# My new betta



## jbrown5217 (Nov 9, 2011)

So I lost 3 ghost shrimp over break and my 2.5 gallon is lacking some color, so I decided to get a betta. She seems to leave my remaining two shrimp alone, but even if she decided they were a snack i'd be okay with that too as they are sold as feeder shrimp at my lfs back home. I really liked her color which is why I chose her, she is also quite active swimming all over the tank and nibbling on java moss. Pics below.









Also my sister will be getting a betta sometime this summer and there would be a .00000000000000000000000000000000000001% chance I would try to breed them (she wants a male). It is a nice thought at least.


----------



## jschwabe5 (Nov 26, 2011)

nice color !


----------



## Rob72 (Apr 2, 2011)

cool betta Jon


----------



## mbrown2642 (Mar 15, 2012)

She is such a pretty girl. Congrats


----------



## Summer (Oct 3, 2011)

very pretty!!! keep in mind for the . 00000000001% chance, that they have around 300 babies, that eventually need to be individually jarred/tanked, fed, waterchanged, heated, etc. etc.


----------



## jbrown5217 (Nov 9, 2011)

Summer said:


> very pretty!!! keep in mind for the . 00000000001% chance, that they have around 300 babies, that eventually need to be individually jarred/tanked, fed, waterchanged, heated, etc. etc.


Yep I was aware that is the reason for the .00000000001%. It is more of a not likely, but in the event I have the resources why not.

Thank you all for the kind comments I have really been enjoying her actions in the short amount of time I have had her.


----------



## snail (Aug 6, 2010)

Aw, she's pretty.


----------



## majerah1 (Oct 29, 2010)

Jon darlin,can you get me a nice side shot of that fish,try with the fins down,pretty please with a cookie on top?


----------



## jbrown5217 (Nov 9, 2011)

I will try my best, bev, but I am bad at taking pictures lol.


----------



## jbrown5217 (Nov 9, 2011)

I got a pick for you bev 










Also she killed and eated one of my two remaining ghosties. I think i'll move the other one into my 10 gallon if I find him, as well as my assasin snail.


----------



## snail (Aug 6, 2010)

We'll see who finds him first!

Lovely fish.


----------



## majerah1 (Oct 29, 2010)

Thanks 

From some of the other pics the ventrals and the tip on the anal fin looked longer so it looked alot like a male haha!


----------



## jbrown5217 (Nov 9, 2011)

Ok so it is a she, whew lol. Anyway, I found the other ghosty first and he is now safe in the 10 gallon.


----------



## Stinky (Jun 18, 2009)

Curious that the only times I've seen bettas eat ghost shrimp they were female. I think they get more bored since only the males go around flaring at their reflections in the glass. Or it was just coincidence, who knows.


----------



## snail (Aug 6, 2010)

Females are usually faster than males too because they don't have the long fins.


----------



## Stinky (Jun 18, 2009)

snail said:


> Females are usually faster than males too because they don't have the long fins.
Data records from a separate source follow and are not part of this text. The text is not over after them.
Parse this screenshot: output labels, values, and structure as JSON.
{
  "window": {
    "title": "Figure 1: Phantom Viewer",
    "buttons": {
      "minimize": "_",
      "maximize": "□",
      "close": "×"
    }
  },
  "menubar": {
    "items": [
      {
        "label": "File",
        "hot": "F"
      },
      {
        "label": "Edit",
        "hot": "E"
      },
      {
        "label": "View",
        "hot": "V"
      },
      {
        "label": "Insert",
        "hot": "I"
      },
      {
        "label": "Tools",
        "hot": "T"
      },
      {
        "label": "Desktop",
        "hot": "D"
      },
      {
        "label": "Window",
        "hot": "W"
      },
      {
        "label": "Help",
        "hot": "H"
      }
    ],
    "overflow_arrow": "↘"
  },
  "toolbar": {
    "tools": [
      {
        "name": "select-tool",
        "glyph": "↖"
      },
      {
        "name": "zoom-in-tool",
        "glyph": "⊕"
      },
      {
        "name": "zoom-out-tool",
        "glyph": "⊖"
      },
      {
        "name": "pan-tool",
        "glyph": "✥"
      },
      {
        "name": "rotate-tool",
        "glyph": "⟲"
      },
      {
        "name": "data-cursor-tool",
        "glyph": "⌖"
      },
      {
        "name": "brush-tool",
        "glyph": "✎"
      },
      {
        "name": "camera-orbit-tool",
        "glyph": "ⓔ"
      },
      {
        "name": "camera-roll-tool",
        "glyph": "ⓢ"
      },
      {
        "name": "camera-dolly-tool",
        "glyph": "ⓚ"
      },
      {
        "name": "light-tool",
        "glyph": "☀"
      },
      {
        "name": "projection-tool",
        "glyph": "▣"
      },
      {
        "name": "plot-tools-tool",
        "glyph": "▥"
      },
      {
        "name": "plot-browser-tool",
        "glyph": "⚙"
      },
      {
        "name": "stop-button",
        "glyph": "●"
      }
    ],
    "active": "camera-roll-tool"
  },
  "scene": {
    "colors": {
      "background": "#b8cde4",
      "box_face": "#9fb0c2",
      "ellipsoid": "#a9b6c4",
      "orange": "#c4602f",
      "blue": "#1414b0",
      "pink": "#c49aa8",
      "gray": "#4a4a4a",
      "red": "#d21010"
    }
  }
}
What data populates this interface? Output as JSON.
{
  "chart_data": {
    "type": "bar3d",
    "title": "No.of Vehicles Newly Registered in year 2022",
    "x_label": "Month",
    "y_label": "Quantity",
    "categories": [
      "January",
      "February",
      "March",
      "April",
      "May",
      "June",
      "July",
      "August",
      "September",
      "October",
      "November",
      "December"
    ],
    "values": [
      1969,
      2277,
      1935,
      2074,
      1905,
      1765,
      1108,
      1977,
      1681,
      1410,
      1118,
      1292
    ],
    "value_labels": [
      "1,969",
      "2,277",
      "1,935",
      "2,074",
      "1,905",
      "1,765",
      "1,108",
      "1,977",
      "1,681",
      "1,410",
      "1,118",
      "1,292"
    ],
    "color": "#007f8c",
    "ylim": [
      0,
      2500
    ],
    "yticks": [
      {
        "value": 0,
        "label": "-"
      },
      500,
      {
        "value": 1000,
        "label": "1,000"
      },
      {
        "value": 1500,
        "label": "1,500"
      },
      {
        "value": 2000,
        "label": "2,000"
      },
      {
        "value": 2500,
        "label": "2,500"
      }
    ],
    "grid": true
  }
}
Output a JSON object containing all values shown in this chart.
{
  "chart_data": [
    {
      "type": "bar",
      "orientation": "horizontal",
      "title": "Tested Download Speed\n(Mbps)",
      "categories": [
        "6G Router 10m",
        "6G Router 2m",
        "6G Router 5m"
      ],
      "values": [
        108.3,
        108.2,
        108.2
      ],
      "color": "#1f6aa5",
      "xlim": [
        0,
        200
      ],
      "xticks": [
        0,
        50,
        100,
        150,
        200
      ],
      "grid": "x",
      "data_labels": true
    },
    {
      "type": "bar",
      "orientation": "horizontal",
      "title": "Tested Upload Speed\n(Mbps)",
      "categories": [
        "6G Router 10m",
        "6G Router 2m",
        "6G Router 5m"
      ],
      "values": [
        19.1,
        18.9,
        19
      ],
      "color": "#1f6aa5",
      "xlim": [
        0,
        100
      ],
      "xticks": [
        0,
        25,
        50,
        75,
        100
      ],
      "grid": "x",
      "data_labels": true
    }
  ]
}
That could be it, then maybe plakat males would do the same.


----------



## majerah1 (Oct 29, 2010)

Yes plakat males are just as fast as females and Ive had them snatch shrimp up as soon as they hit the water.


----------



## jbrown5217 (Nov 9, 2011)

Honestly I am just surprised I found a plakat at petsmart (I wasn't looking for any specific breed). I didn't know it at the time and they certainly didn't have any males.


----------